Buchheit did suggest that future sovereign bond issues will likely include clauses barring countries from defaulting and then buying back their distressed debt — not that such a clause would be remotely sufficient to stop a country like Ecuador which has little if any respect for international law. The bigger issue, said Buchheit, was those trustees. “What do you do to motivate the trustees to behave in an appropriate manner?” he asked, adding for good measure that “trustees are a species under the broader genus of invertebrates”.

One of the problems is that when trustees are chosen, they’re generally picked not on the basis of how hard they’re likely to fight for bondholders when push comes to shove, but rather on the basis of how cheap they are. But in general trustees are nearly always legally protected from bondholders, which means that if they take the easy and lazy way out and never kick up a fuss, they’re not going to be held liable for doing so. At the same time, of course, kicking up a fuss is an expensive and time-consuming thing to do. So there’s a lot of incentive to do nothing.

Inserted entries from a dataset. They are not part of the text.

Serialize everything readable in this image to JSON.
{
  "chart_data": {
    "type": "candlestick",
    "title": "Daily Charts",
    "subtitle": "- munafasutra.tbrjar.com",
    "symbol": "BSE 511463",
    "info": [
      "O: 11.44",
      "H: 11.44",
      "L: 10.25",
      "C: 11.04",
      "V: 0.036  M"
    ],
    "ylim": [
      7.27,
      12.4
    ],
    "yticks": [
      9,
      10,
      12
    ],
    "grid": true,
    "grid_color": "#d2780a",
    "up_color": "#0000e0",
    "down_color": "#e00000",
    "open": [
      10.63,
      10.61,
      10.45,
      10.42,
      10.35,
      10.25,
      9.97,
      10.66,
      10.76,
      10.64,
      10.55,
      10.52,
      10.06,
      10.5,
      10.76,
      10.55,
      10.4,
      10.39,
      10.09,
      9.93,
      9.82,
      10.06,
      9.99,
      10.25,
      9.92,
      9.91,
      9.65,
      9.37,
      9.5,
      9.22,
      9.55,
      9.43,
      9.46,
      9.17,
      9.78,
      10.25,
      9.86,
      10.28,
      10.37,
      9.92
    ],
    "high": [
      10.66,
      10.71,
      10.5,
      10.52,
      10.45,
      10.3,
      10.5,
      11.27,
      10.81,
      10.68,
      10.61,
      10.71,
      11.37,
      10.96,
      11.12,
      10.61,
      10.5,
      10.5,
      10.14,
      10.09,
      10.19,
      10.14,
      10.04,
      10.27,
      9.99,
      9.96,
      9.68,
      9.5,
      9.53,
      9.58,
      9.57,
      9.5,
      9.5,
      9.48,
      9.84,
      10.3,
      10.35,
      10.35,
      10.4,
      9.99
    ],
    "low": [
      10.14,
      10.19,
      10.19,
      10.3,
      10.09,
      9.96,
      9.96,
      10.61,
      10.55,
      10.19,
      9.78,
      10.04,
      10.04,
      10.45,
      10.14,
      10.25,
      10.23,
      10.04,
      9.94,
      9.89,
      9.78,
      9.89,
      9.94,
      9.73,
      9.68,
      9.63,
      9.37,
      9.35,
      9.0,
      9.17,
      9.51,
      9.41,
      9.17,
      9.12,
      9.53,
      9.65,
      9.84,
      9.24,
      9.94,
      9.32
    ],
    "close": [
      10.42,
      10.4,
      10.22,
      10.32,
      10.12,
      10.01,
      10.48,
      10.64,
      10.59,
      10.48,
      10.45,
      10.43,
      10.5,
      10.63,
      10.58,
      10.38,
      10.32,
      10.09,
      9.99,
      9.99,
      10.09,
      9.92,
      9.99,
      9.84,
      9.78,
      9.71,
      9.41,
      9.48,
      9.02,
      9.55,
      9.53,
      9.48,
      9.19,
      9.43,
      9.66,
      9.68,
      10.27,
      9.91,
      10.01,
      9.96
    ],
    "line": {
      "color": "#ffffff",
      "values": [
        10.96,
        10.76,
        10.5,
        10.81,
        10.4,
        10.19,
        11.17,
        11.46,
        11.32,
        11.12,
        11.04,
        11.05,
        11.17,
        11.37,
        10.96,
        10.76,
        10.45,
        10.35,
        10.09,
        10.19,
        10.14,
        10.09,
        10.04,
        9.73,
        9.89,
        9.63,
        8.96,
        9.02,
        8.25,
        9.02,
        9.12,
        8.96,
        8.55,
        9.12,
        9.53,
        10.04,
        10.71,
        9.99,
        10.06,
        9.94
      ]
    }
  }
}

Buchheit was very worried about the consequences of Ecuador’s default. “Outliers tend to be infectious,” he said. “And once you establish a precedent, other countries and finance ministers will wonder why they should go through the tiresome business of negotiating with bondholders,” rather than just defaulting and buying back at pennies on the dollar.

Rafael Correa is no idiot. He has observed, said Buchheit, the tendency of the bond markets to forgive and forget much more quickly than bank lenders: “Financial markets today tend not to hold grudges the way that predecessor financial markets used to. So the traditional cost of a brutal restructuring is not one that they have to pay any more.”

And so, in the face of Correa’s provocation, Buchheit is speaking out. Most of his sovereign clients are keen to retain their access to the international capital markets; many of them are net creditors. So they no longer want their lawyer to stand up for sovereigns’ rights, so much as to repudiate actions by Ecuador which might well imperil their own ability to borrow money in future.

It’s truly a strange world, where distressed-debt investors like Hans Humes make nice noises about the IIF and formal restructuring mechanisms, while Lee Buchheit speaks out against “rogue debtors”. Might it be that out of this crisis is being forged a new consensus? I’m not holding my breath; these people almost never agree for long. But so many unthinkable things have happened already that nothing would shock me any more."